The students of this Normal that represents the Mexican rural school that strengthened President Lázaro Cárdenas, have lived with the possibility that the classmate is the Trojan horse that seeks to undermine his organization. All the stories agree that during all these years they have learned to deal with this strategy: for none of them it is a secret that one of their classmates can be a traitor.

From the first years of its operation, the normalists had to expel fellow suspects, and close the doors to a leftist leader; perform double activities, protect each other among members of the Committee, all this with the intention of confusing their enemies.

In recent generations they expelled students with ties to the PRI on suspicion of belonging to organized crime. This is the life of the Ayotzinapa normalist, who has always known the background of his evil: the disappearance of rural normalism.

José Ángel Román Espinoza of the 2003-2007 generation, who was general secretary of 2005-2006, told how they stole the brain of a computer with all the information about the student structure, the portfolios that were there, the functions of each one, how to they chose the members, how decisions were made.

“We sat down to analyze how the CPU was stolen and we concluded that it was an afternoon when the SEG called us to a meeting to Chilpancingo. The next year that we graduated, in 2008, the government opened two other degrees in the Normal, the Bachelor of Bilingual Education and the Bachelor of Physical Education, on its own, without the student base asking them to open them”, he details.

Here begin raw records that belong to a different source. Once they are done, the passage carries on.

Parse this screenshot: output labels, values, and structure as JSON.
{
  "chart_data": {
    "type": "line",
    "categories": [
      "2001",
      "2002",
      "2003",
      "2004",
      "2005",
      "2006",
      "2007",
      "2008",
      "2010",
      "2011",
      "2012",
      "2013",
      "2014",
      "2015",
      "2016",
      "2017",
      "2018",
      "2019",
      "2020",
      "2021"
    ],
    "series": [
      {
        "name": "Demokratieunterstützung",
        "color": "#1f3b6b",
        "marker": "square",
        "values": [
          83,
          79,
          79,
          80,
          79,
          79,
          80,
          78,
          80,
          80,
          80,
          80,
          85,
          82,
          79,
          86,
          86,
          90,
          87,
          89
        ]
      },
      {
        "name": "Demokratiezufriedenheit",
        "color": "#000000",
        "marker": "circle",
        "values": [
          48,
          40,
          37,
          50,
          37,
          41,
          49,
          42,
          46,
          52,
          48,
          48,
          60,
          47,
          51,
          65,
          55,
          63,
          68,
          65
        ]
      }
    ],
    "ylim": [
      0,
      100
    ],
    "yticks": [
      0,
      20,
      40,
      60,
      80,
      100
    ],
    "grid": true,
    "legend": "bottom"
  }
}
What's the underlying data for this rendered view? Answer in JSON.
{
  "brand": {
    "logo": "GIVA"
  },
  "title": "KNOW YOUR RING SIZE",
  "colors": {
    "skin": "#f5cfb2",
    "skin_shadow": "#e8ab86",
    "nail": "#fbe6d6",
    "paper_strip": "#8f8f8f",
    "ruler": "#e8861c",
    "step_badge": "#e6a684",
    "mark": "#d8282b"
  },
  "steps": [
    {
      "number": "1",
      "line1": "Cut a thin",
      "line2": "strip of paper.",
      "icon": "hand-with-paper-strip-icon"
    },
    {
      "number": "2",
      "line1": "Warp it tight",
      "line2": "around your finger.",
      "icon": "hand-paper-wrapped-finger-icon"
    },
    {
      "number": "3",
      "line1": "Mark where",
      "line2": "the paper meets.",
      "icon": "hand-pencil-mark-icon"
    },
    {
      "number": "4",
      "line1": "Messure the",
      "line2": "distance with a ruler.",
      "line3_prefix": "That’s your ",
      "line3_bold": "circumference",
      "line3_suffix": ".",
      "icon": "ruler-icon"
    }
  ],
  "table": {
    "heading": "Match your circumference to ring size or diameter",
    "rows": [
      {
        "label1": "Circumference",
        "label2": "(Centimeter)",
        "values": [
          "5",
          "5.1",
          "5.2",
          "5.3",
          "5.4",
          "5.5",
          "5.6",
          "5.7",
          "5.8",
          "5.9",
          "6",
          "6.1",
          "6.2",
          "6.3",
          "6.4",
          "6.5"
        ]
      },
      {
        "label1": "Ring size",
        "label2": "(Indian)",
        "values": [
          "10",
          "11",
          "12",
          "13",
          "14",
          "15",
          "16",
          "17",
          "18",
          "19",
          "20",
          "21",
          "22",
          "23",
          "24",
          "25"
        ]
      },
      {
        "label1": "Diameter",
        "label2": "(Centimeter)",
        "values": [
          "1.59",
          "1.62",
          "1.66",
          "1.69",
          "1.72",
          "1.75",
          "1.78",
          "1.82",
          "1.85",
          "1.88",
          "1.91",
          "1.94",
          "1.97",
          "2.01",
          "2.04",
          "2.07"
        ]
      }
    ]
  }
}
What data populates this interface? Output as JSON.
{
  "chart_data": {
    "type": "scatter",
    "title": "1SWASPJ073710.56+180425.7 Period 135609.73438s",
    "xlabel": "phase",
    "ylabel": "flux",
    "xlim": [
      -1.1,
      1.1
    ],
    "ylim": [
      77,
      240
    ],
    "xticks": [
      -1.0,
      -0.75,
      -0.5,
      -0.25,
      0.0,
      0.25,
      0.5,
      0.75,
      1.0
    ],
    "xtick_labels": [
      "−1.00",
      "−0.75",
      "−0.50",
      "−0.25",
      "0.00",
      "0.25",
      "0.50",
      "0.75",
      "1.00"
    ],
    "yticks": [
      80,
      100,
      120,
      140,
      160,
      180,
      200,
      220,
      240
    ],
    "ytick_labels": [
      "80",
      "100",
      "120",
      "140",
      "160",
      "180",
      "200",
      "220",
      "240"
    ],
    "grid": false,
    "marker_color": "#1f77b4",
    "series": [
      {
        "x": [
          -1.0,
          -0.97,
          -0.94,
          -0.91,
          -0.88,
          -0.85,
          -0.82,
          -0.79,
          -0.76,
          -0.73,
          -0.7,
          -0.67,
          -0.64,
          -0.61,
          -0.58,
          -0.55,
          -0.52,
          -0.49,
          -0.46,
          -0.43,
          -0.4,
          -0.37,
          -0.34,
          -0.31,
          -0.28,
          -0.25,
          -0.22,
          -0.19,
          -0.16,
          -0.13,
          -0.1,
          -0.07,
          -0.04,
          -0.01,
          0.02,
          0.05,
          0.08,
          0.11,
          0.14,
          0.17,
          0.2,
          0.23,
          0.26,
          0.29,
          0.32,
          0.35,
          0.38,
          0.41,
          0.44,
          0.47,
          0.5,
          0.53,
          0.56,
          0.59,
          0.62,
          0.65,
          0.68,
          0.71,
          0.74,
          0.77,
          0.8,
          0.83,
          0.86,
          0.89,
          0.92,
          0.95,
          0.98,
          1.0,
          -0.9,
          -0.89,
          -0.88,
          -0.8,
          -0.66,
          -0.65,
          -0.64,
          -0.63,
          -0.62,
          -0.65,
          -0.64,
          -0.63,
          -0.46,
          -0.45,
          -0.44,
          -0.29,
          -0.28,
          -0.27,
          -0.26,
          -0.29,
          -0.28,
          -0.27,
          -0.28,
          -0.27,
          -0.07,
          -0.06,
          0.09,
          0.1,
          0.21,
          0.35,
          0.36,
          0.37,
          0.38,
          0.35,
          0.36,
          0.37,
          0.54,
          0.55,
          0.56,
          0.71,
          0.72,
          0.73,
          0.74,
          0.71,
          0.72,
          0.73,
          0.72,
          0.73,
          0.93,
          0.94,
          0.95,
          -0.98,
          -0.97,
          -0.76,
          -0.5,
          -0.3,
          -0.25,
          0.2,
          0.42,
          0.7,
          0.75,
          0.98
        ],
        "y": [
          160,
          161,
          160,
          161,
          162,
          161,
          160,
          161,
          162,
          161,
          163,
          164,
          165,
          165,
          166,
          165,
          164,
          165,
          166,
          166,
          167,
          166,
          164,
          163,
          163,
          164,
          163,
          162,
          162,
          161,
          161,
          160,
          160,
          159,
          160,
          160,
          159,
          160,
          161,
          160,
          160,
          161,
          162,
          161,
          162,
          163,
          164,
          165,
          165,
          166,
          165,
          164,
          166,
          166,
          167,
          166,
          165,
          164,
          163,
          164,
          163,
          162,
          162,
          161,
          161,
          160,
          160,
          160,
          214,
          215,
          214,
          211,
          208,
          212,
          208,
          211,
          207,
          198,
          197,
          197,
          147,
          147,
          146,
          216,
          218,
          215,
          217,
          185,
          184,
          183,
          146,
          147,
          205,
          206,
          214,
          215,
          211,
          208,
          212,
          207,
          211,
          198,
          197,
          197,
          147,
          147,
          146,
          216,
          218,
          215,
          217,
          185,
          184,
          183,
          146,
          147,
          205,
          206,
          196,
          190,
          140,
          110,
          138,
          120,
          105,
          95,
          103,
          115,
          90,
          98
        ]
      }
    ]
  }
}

Another graduate, from the 2013 generation, tells how his Committee decided to expel three fourth-year students. “We realized that they had a relation with Silvia Ojeda, coordinator of advisors to the SEG, and with the secretary of that time, José Luis González de la Vega, and also with Héctor Vicario, who was deputy for the PRI, and always close to former governor Rubén Figueroa Alcocer”.

Those boys who were expelled were opposed to the actions of the Committee, challenged their indications, drank alcohol inside the school and sold drugs, it was even known that they were armed, at least one of them was seen carrying a nine millimeter pistol.

A survey of 10 questions was applied to each graduate, whose answers weave these testimonies that reflect the actors behind the surveillance and infiltration of Ayotzinapa, almost all directly or indirectly associated with the institutions.

We want to clarify to our readers, that from the generations of the seventies we did not get any testimony, but we did confirm that it was the hardest time for police surveillance in the Normal, through other graduates.

Many of our interviewees decided not to declare with their name, and this does not imply that there is anonymity, but confidentiality: as a team we are certain that they were part of the Ayotzinapa student structure, and their voices are important to explain the infiltration; however, in a context of complex violence, they prefer not to reveal their identity.

With their stories, graduates allow us to enter the bowels of a normal that has been repressed almost since its creation. Open the doors to their political organization, to understand the nemesis of the conflict in a revealing timeline: almost in no year since its creation they have stopped sailing alongside the organization and the academy.

An interviewed generation began their education, in full triumph of President López Obrador. In a state context of social tension. Three years after the PRI government, Héctor Astudillo Flores, and before the triumph of the PRD Erika Alcaraz, identified as friend of the deputy Bernardo Ortega Jiménez, whose family is accused of forming the strongest organized local crime group in the municipalities: Zitlala, José Joaquín Herrera, Chilapa and Tixtla, where several normalists are from.

The 17 testimonies with which we construct our hypothesis, can be consulted widely in a single way in our microsite.